Весь персонал они с майором сразу после захвата отпустили. Так что революционный жрец, задумчиво переходя из кабинета в кабинет, из сауны в качалку, разумеется, не встречал ни души. И мог спокойно отдаться раздумьям как стратегического, так и тактического характера.
Относительно враждебных поползновений он особо не беспокоился. Закладывая взрывчатку, они с майором понавтыкали везде микрокамеры слежения. Лунные нацисты исправно снабжали их всякими техническими приспособами. Поэтому Генрих имел возможность в любой момент, заглянув в портативный монитор, болтавшийся у него на шее, оценить обстановку вокруг элитного спорткомплекса. Она была умеренно беспокойной. Спецназовцы то перебегали туда-сюда, то замирали, ожидая новой команды. А начальники, в свою очередь, то подъезжали, то уносились прочь на своих лихих и навороченных авто, сверкающих все нестерпимее в лучах неуклонно разгорающегося солнца.

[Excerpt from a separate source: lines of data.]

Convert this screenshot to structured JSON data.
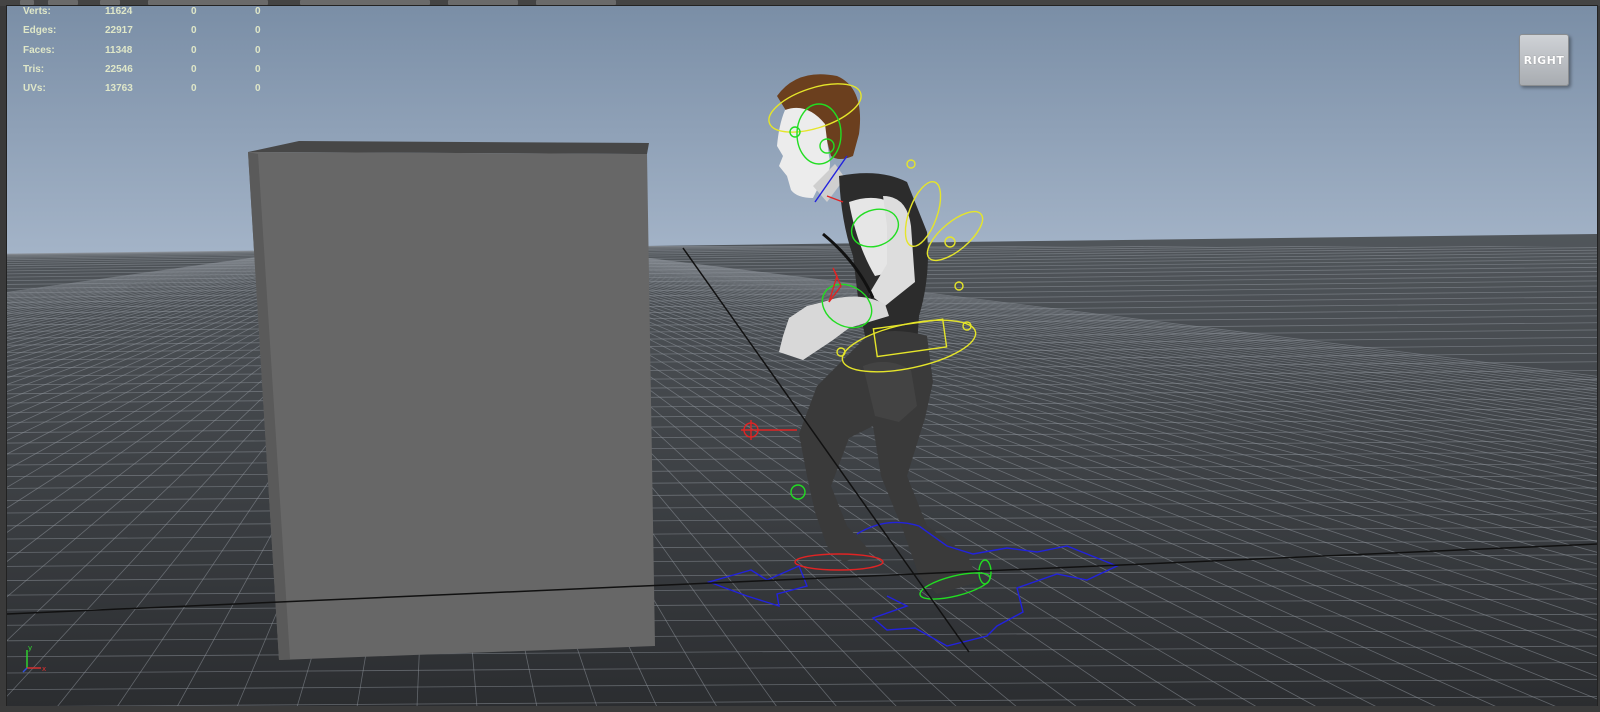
{
  "app": "Maya viewport",
  "hud": {
    "rows": [
      {
        "label": "Verts:",
        "v1": "11624",
        "v2": "0",
        "v3": "0"
      },
      {
        "label": "Edges:",
        "v1": "22917",
        "v2": "0",
        "v3": "0"
      },
      {
        "label": "Faces:",
        "v1": "11348",
        "v2": "0",
        "v3": "0"
      },
      {
        "label": "Tris:",
        "v1": "22546",
        "v2": "0",
        "v3": "0"
      },
      {
        "label": "UVs:",
        "v1": "13763",
        "v2": "0",
        "v3": "0"
      }
    ]
  },
  "viewcube": {
    "label": "RIGHT"
  },
  "axis": {
    "y_label": "y",
    "x_label": "x"
  },
  "colors": {
    "sky_top": "#7e93ab",
    "horizon": "#9fb0c6",
    "floor": "#3d4044",
    "grid_line": "#8f969c",
    "box_front": "#686868",
    "box_top": "#4a4a4a",
    "controls_green": "#22dd22",
    "controls_yellow": "#e7e72a",
    "controls_red": "#e02424",
    "controls_blue": "#2222dd"
  }
}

То есть снаружи ничего интересного не наблюдалось. Поэтому Генрих, расположившись в уютном кабинете директора комплекса, налил себе текилы (в Мексике он от водки как-то отвык) и включил телевизор. Прошелся по каналам (все они были теперь один другого демократичней) и понял, что в столице, похоже, начался путч. В прямом эфире шла трансляция всего творившегося на Лубянской площади и около.
Камеры злорадно фиксировали искаженные разного рода позорными гримасами лица разбегавшихся чекистов. Как ни старались, им не удавалось покинуть родные стены «Конторы» незамеченными. Вконец распустившиеся по ходу стремительного распада страны папарацци буквально вели охоту за затравленно озиравшимися офицерами. Некоторых удавалось даже под страхом обвинения в тоталитарности принудить к блицинтервью.
Настырная и белобрысая репортерша буквально схватила за грудки пожилого, с трясущимися щеками гэбиста и выстрелила в него очередью бьющих наповал вопросов:
— Что происходит в здании, кто открыл огонь, куда вы бежите, правда ли, что начался путч?
— Да, хуй его знает, чего происходит, — не выдержал напора и без того потрясенный чекист, — Козлов, мать его, КГБ возродить захотел.
Выдохнул чекист в камеру отчаянные эти слова и, сорвав журналисткин захват, головой протаранив стену ее коллег, рысью рванул к метро.
Тем временем вступила в игру другая бригада репортеров, дежурившая у ворот зловещей Лубянской цитадели. Тяжелые створки распахнулись, а из них на всех парах, сбив несколько камер вместе с операторами, вылетел кортеж разномастных автомобилей, который помчался в сторону Кремля. Корреспонденты, позабыв о корчащихся на асфальте товарищах, рванули следом.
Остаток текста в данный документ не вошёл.